Neither Dr. King Jr., nor Malcolm X transformed their POVs to match the others, but instead, they considered the other’s POVs. Not only that, possibly made the necessary conclusion that diverse POVs on dismantling systemic oppression aren’t inconvenient stumbling-blocks, but could be essential stepping-stones.
And perhaps that’s precisely why the conversation on how to get restoration has lasted for centuries. Suppose W.E.B. Dubois, Booker T. Washington, Ta-Nehisi Coates, and Coleman Hughes cases are neither incorrect nor spot-on. Suppose instead, they’ve simply offered up four different ways to inspect racial barriers — or even four different ways to attain liberation as a black individual?
So with that in mind, what if historical and contemporary critical-thinkers, whether considered as “conservative” or “radical,” like writers, James Baldwin, Toni Morrison, Thomas Chatterson Williams, and Maya Angelou; or journalists, like Ida B. Wells, Gwen Ifill, Max Robinson, and Ta-Nehisi Coates; or economists, like Thomas Sowell, Phyllis Ann Wallace, and Walter E. Williams; and philosophers, like Coleman Hughes, Abram Lincoln Harris, and Fanon Frantz; or educators, like Cornel West, Angela Davis, W.E.B Dubois, and Booker T. Washington; and activists, like Fanny Lou Hamer, Malcolm X, Dr. Martin Luther King Jr., and John Lewis — what if each of them, and the millions of other unknowns, were examiners who’ve inspected the racial problem from different angles?
And what if the answer to our century-old question, “Where Do We Go from Here?”, can be resolved by considering what they’ve already offered up? Where we stand unbiased of where their thoughts align on the “conservative” and “radical” binary? And better yet, where we question this division and ask ourselves, Why are we abiding by this “two-house system” at all?
Can we not see the bigger picture here?
Four hundred years ago, everyone mentioned so far would’ve been killed. They are the very reason why books and pens were criminalized in our ancestor’s hands. These laws weren’t only used to hostage their ability to read and write, but to keep independent-thinking captive. This statement isn’t meant to condescend my ancestors, but merely to expose why literacy was a fatal crime — because once a “slave” could critically think — -they became dangerous property and were better off dead.

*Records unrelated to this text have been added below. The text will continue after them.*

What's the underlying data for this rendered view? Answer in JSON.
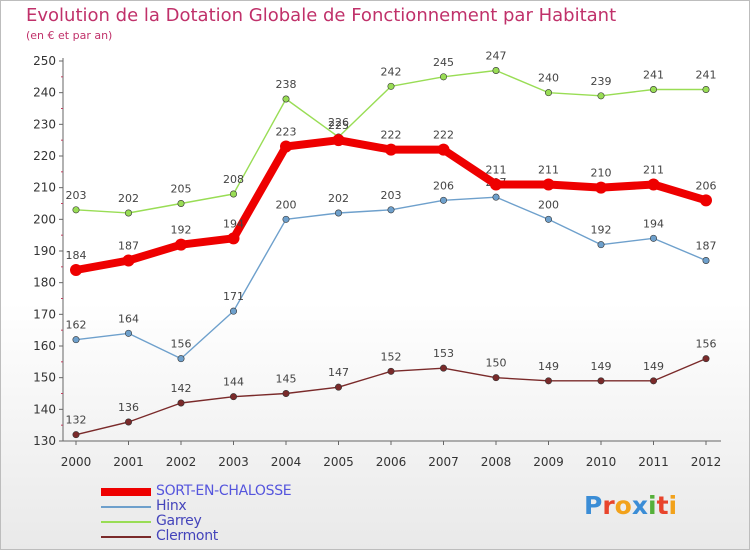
{
  "title": "Evolution de la Dotation Globale de Fonctionnement par Habitant",
  "subtitle": "(en € et par an)",
  "logo": {
    "text": "Proxiti",
    "colors": [
      "#3b8dd6",
      "#e8442c",
      "#f2a21b",
      "#3b8dd6",
      "#56b03a",
      "#e8442c",
      "#f2a21b"
    ]
  },
  "chart_data": {
    "type": "line",
    "x": [
      "2000",
      "2001",
      "2002",
      "2003",
      "2004",
      "2005",
      "2006",
      "2007",
      "2008",
      "2009",
      "2010",
      "2011",
      "2012"
    ],
    "ylim": [
      130,
      250
    ],
    "yticks": [
      130,
      140,
      150,
      160,
      170,
      180,
      190,
      200,
      210,
      220,
      230,
      240,
      250
    ],
    "grid": false,
    "legend_position": "bottom-left",
    "series": [
      {
        "name": "SORT-EN-CHALOSSE",
        "color": "#ee0000",
        "values": [
          184,
          187,
          192,
          194,
          223,
          225,
          222,
          222,
          211,
          211,
          210,
          211,
          206
        ]
      },
      {
        "name": "Hinx",
        "color": "#6ea0cc",
        "values": [
          162,
          164,
          156,
          171,
          200,
          202,
          203,
          206,
          207,
          200,
          192,
          194,
          187
        ]
      },
      {
        "name": "Garrey",
        "color": "#99dd55",
        "values": [
          203,
          202,
          205,
          208,
          238,
          226,
          242,
          245,
          247,
          240,
          239,
          241,
          241
        ]
      },
      {
        "name": "Clermont",
        "color": "#7a2a2a",
        "values": [
          132,
          136,
          142,
          144,
          145,
          147,
          152,
          153,
          150,
          149,
          149,
          149,
          156
        ]
      }
    ]
  }
}
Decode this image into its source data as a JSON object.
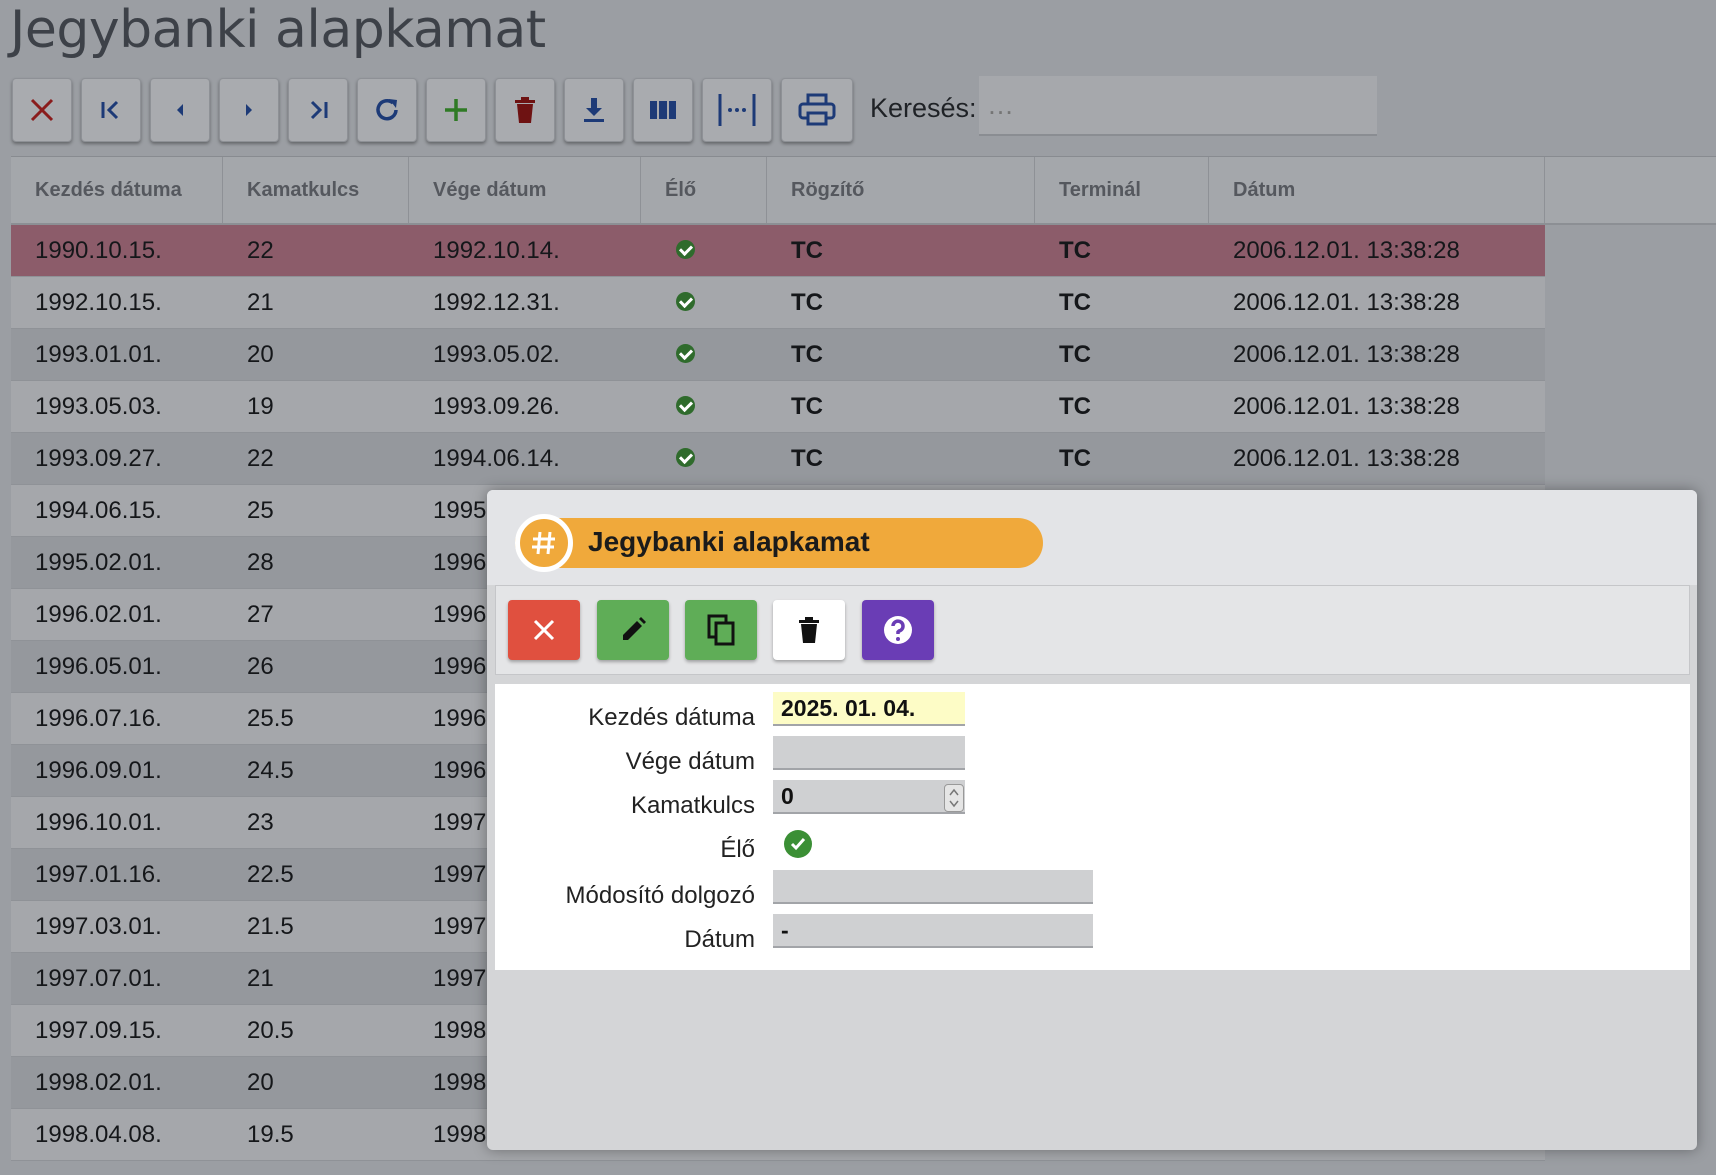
{
  "page": {
    "title": "Jegybanki alapkamat"
  },
  "toolbar": {
    "buttons": [
      {
        "name": "close",
        "icon": "close-icon"
      },
      {
        "name": "first",
        "icon": "first-page-icon"
      },
      {
        "name": "prev",
        "icon": "chevron-left-icon"
      },
      {
        "name": "next",
        "icon": "chevron-right-icon"
      },
      {
        "name": "last",
        "icon": "last-page-icon"
      },
      {
        "name": "refresh",
        "icon": "refresh-icon"
      },
      {
        "name": "add",
        "icon": "plus-icon"
      },
      {
        "name": "delete",
        "icon": "trash-icon"
      },
      {
        "name": "download",
        "icon": "download-icon"
      },
      {
        "name": "columns",
        "icon": "columns-icon"
      },
      {
        "name": "fit-width",
        "icon": "fit-width-icon"
      },
      {
        "name": "print",
        "icon": "print-icon"
      }
    ],
    "search_label": "Keresés:",
    "search_placeholder": "…"
  },
  "grid": {
    "columns": [
      "Kezdés dátuma",
      "Kamatkulcs",
      "Vége dátum",
      "Élő",
      "Rögzítő",
      "Terminál",
      "Dátum"
    ],
    "rows": [
      [
        "1990.10.15.",
        "22",
        "1992.10.14.",
        "ok",
        "TC",
        "TC",
        "2006.12.01. 13:38:28"
      ],
      [
        "1992.10.15.",
        "21",
        "1992.12.31.",
        "ok",
        "TC",
        "TC",
        "2006.12.01. 13:38:28"
      ],
      [
        "1993.01.01.",
        "20",
        "1993.05.02.",
        "ok",
        "TC",
        "TC",
        "2006.12.01. 13:38:28"
      ],
      [
        "1993.05.03.",
        "19",
        "1993.09.26.",
        "ok",
        "TC",
        "TC",
        "2006.12.01. 13:38:28"
      ],
      [
        "1993.09.27.",
        "22",
        "1994.06.14.",
        "ok",
        "TC",
        "TC",
        "2006.12.01. 13:38:28"
      ],
      [
        "1994.06.15.",
        "25",
        "1995",
        "",
        "",
        "",
        ""
      ],
      [
        "1995.02.01.",
        "28",
        "1996",
        "",
        "",
        "",
        ""
      ],
      [
        "1996.02.01.",
        "27",
        "1996",
        "",
        "",
        "",
        ""
      ],
      [
        "1996.05.01.",
        "26",
        "1996",
        "",
        "",
        "",
        ""
      ],
      [
        "1996.07.16.",
        "25.5",
        "1996",
        "",
        "",
        "",
        ""
      ],
      [
        "1996.09.01.",
        "24.5",
        "1996",
        "",
        "",
        "",
        ""
      ],
      [
        "1996.10.01.",
        "23",
        "1997",
        "",
        "",
        "",
        ""
      ],
      [
        "1997.01.16.",
        "22.5",
        "1997",
        "",
        "",
        "",
        ""
      ],
      [
        "1997.03.01.",
        "21.5",
        "1997",
        "",
        "",
        "",
        ""
      ],
      [
        "1997.07.01.",
        "21",
        "1997",
        "",
        "",
        "",
        ""
      ],
      [
        "1997.09.15.",
        "20.5",
        "1998",
        "",
        "",
        "",
        ""
      ],
      [
        "1998.02.01.",
        "20",
        "1998",
        "",
        "",
        "",
        ""
      ],
      [
        "1998.04.08.",
        "19.5",
        "1998",
        "",
        "",
        "",
        ""
      ]
    ],
    "selected_row": 0
  },
  "dialog": {
    "title": "Jegybanki alapkamat",
    "title_icon": "hash-icon",
    "buttons": [
      {
        "name": "close",
        "icon": "close-icon",
        "color": "#e0503f"
      },
      {
        "name": "edit",
        "icon": "pencil-icon",
        "color": "#5fad57"
      },
      {
        "name": "copy",
        "icon": "copy-icon",
        "color": "#5fad57"
      },
      {
        "name": "delete",
        "icon": "trash-icon",
        "color": "#ffffff"
      },
      {
        "name": "help",
        "icon": "help-icon",
        "color": "#6a3db5"
      }
    ],
    "form": {
      "start_date_label": "Kezdés dátuma",
      "start_date_value": "2025. 01. 04.",
      "end_date_label": "Vége dátum",
      "end_date_value": "",
      "rate_label": "Kamatkulcs",
      "rate_value": "0",
      "live_label": "Élő",
      "live_checked": true,
      "modifier_label": "Módosító dolgozó",
      "modifier_value": "",
      "date_label": "Dátum",
      "date_value": "-"
    }
  },
  "colors": {
    "selected_row": "#8c5c6a",
    "accent_orange": "#f0a93b",
    "ok_green": "#2f6b2c"
  }
}
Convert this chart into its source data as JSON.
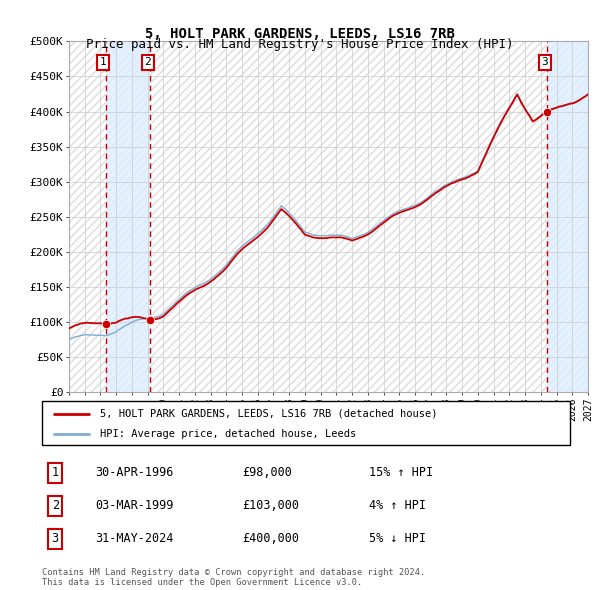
{
  "title1": "5, HOLT PARK GARDENS, LEEDS, LS16 7RB",
  "title2": "Price paid vs. HM Land Registry's House Price Index (HPI)",
  "ylabel_ticks": [
    "£0",
    "£50K",
    "£100K",
    "£150K",
    "£200K",
    "£250K",
    "£300K",
    "£350K",
    "£400K",
    "£450K",
    "£500K"
  ],
  "ytick_vals": [
    0,
    50000,
    100000,
    150000,
    200000,
    250000,
    300000,
    350000,
    400000,
    450000,
    500000
  ],
  "xmin": 1994,
  "xmax": 2027,
  "ymin": 0,
  "ymax": 500000,
  "hpi_color": "#7eadd4",
  "price_color": "#cc0000",
  "transactions": [
    {
      "num": 1,
      "year": 1996.33,
      "price": 98000,
      "date": "30-APR-1996",
      "pct": "15%",
      "dir": "↑"
    },
    {
      "num": 2,
      "year": 1999.17,
      "price": 103000,
      "date": "03-MAR-1999",
      "pct": "4%",
      "dir": "↑"
    },
    {
      "num": 3,
      "year": 2024.42,
      "price": 400000,
      "date": "31-MAY-2024",
      "pct": "5%",
      "dir": "↓"
    }
  ],
  "legend_label1": "5, HOLT PARK GARDENS, LEEDS, LS16 7RB (detached house)",
  "legend_label2": "HPI: Average price, detached house, Leeds",
  "footnote1": "Contains HM Land Registry data © Crown copyright and database right 2024.",
  "footnote2": "This data is licensed under the Open Government Licence v3.0.",
  "shade_color": "#ddeeff",
  "hatch_color": "#dddddd"
}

Because a literate slave could easily construct an argument justly opposing their captivity even against a manipulated doctrine proclaiming, they weren’t humans. And this is why I make a case for our freedom of thought — — an unconditional stance no matter if the next idea challenges mine.
We are descendants of people who couldn’t be free in all ways but still produced unity, organizing, rebellions, and railroads underground. We should not reduce each other to two-classifications, to two houses, to something a slave-master would do.
We can read, we can write — -we’re closer than we know. But, don’t take my word for it, think for yourself.